Cancer Society: Pa., N.J. fall short on tobacco control

Research shows that tackling tobacco use requires a four-pronged approach: Tax it. Restrict it. Prevent it. Help people quit it.

Pennsylvania and New Jersey are strong on the taxation piece, but both states could do more on the other prongs, according to a new report by the American Cancer Society’s Cancer Action Network.

“On tobacco control, I’d say we have a mixed bag. There is certainly room for improvement,” said Diane Phillips, who directs the network’s advocacy and lobbying efforts in the Keystone State.

Brian Shott, her counterpart in the Garden State, noted that last month, New Jersey became only the third state in the nation to raise to 21 the age at which smoking materials can be bought. Yet when it comes to funding tobacco prevention and cessation programs, “we are significantly lagging behind,” he said.

The annual report, now in its 15th year, assesses all 50 states’ anti-cancer laws and policies, including funding for cancer screening and age restrictions on indoor tanning. But much of the report is devoted to tobacco, because smoking is the nation’s number one cause of preventable death and disability. In Pennsylvania, for example, tobacco use costs the state $6.38 billion in health-care expenses, and is linked to 28 percent of cancer deaths, the advocacy group Campaign for Tobacco-Free Kids estimates.

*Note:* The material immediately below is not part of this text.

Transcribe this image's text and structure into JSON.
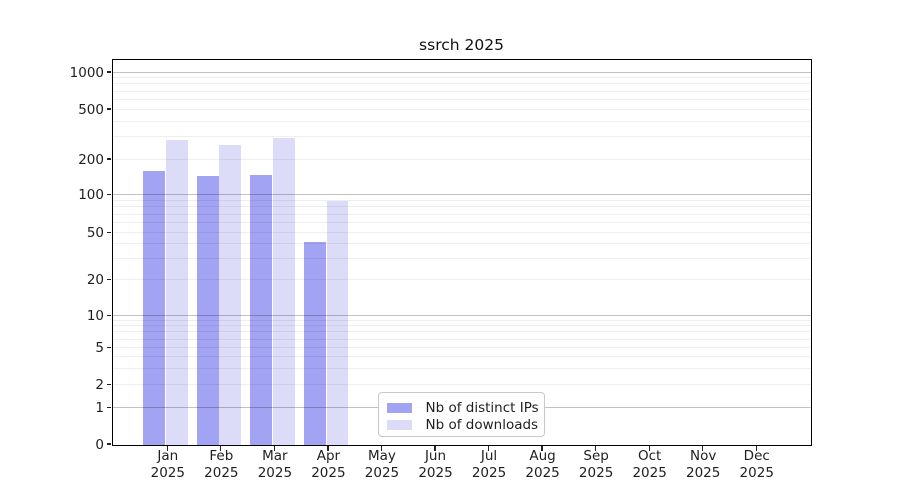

Here’s how the Cancer Action Network says Pennsylvania and New Jersey measure up on comprehensive tobacco control:

  • Excise taxes. Both states impose a tax that is higher than the national average of $1.69 per pack of cigarettes. Pennsylvania tacks on $2.60 and New Jersey adds $2.70 per pack. Phillips said that last year, Pennsylvania also enacted a weight-based tax on smokeless tobacco products.
  • Smoke-free laws: Pennsylvania gets a middling rating because many restaurants and bars have been exempted from the overall ban on smoking in workplaces. (Philadelphia’s separate law is tougher, but still has exemptions.) New Jersey gets a top rating, even though casinos are not required to be smoke-free.
  • Funding tobacco control programs: About $26.6 billion will flow to the 50 states this year from excise taxes and  the tobacco companies’ master settlement agreement. But only one state — North Dakota — plans to fund smoking prevention and cessation programs at the level recommended by the U.S. Centers for Disease Control and Prevention. Pennsylvania will spend $13.9 million, about 10 percent of the CDC’s recommended $140 million. New Jersey has appropriated a paltry $500,000 — although Shott said pending legislation with bipartisan support would raise the amount to $7 million a year beginning next July.
  • Medicaid coverage of tobacco cessation: In Pennsylvania, Medicaid, the insurance program for the poor, covers at least one type of counseling, and one approved medication, to help enrollees kick the habit. In New Jersey, traditional Medicaid doesn’t cover any quitting assistance.